Um juiz decidiu que os bancos devem comprovar a ocorrência de fraudes em transações contestadas por clientes, pois cabe a eles oferecer sistemas seguros. A decisão inverte o ônus da prova, protegendo consumidores que alegam golpes.
Em decisão recente, um juiz brasileiro estabeleceu que os bancos têm o dever de comprovar a legitimidade de transações financeiras contestadas por clientes. O entendimento baseia-se na responsabilidade das instituições financeiras de oferecer instrumentos tecnológicos seguros para prevenir e detectar fraudes. Assim, quando um consumidor alega ter sido vítima de golpe, cabe ao banco apresentar provas de que a operação foi regular.

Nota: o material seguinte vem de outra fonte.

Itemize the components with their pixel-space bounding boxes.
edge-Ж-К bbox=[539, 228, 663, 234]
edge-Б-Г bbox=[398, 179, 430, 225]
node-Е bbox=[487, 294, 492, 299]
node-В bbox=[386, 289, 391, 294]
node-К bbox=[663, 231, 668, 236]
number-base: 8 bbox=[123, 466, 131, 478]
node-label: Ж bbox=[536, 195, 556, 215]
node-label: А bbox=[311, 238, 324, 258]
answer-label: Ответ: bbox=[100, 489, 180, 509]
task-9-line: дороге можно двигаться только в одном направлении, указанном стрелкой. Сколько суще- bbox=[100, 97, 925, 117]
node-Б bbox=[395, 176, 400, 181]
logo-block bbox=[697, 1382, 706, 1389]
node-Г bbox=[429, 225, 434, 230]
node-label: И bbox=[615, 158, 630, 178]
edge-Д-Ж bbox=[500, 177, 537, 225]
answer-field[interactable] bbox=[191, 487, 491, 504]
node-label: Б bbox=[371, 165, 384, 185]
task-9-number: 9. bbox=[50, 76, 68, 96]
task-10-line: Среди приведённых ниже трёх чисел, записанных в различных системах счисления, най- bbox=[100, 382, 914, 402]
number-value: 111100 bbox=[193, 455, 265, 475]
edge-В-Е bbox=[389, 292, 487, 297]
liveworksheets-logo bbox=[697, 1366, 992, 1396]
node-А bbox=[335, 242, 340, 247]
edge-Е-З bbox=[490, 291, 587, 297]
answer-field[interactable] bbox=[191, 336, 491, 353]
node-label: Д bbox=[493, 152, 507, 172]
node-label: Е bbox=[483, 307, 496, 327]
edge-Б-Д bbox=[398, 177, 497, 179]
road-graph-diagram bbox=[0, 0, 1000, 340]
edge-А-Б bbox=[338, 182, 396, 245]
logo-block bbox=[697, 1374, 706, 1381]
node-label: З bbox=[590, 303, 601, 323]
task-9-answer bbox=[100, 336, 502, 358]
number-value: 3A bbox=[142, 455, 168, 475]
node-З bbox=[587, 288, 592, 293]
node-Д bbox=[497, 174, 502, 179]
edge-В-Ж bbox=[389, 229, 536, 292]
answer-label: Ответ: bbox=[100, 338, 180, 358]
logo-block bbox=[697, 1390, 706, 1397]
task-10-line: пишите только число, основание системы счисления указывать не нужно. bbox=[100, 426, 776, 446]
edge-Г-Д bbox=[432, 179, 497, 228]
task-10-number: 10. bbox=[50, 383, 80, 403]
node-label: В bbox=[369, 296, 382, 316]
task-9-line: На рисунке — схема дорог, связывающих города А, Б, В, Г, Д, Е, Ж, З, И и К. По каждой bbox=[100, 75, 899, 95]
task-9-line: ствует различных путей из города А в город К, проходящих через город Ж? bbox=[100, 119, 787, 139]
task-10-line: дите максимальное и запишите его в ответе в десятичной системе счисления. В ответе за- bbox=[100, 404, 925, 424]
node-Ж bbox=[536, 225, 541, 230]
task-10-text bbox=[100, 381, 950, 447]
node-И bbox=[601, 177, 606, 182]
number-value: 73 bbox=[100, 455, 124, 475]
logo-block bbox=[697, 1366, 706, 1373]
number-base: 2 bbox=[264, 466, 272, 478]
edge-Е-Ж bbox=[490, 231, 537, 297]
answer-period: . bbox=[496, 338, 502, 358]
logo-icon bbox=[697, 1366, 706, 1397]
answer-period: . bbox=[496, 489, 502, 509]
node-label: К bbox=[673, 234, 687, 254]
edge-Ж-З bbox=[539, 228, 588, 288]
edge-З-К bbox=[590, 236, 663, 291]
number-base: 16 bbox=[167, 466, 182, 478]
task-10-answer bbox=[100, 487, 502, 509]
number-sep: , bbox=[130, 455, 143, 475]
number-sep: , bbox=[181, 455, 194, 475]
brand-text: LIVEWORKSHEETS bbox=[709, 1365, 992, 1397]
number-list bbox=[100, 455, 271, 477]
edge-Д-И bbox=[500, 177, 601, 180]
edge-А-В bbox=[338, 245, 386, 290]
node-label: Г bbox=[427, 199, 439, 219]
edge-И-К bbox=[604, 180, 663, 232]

A sentença inverte o tradicional ônus da prova, que antes recaía sobre o cliente. Agora, as instituições precisam demonstrar que adotaram medidas de segurança adequadas e que a transação foi autorizada pelo titular. Isso inclui registros de IP, geolocalização, dados biométricos e outros mecanismos de autenticação. A decisão segue o Código de Defesa do Consumidor e a Súmula 479 do STJ, que já reconhecia a responsabilidade objetiva dos bancos por falhas na prestação de serviços.
Para o cidadão comum, a decisão representa um alívio: se você for vítima de fraude bancária, não precisa mais provar que não realizou a transação. O banco é quem deve comprovar a regularidade. Isso vale para golpes de phishing, clonagem de cartão, transferências não autorizadas e outros crimes cibernéticos. A medida incentiva os bancos a investirem em segurança digital e a tratarem com seriedade as reclamações dos clientes.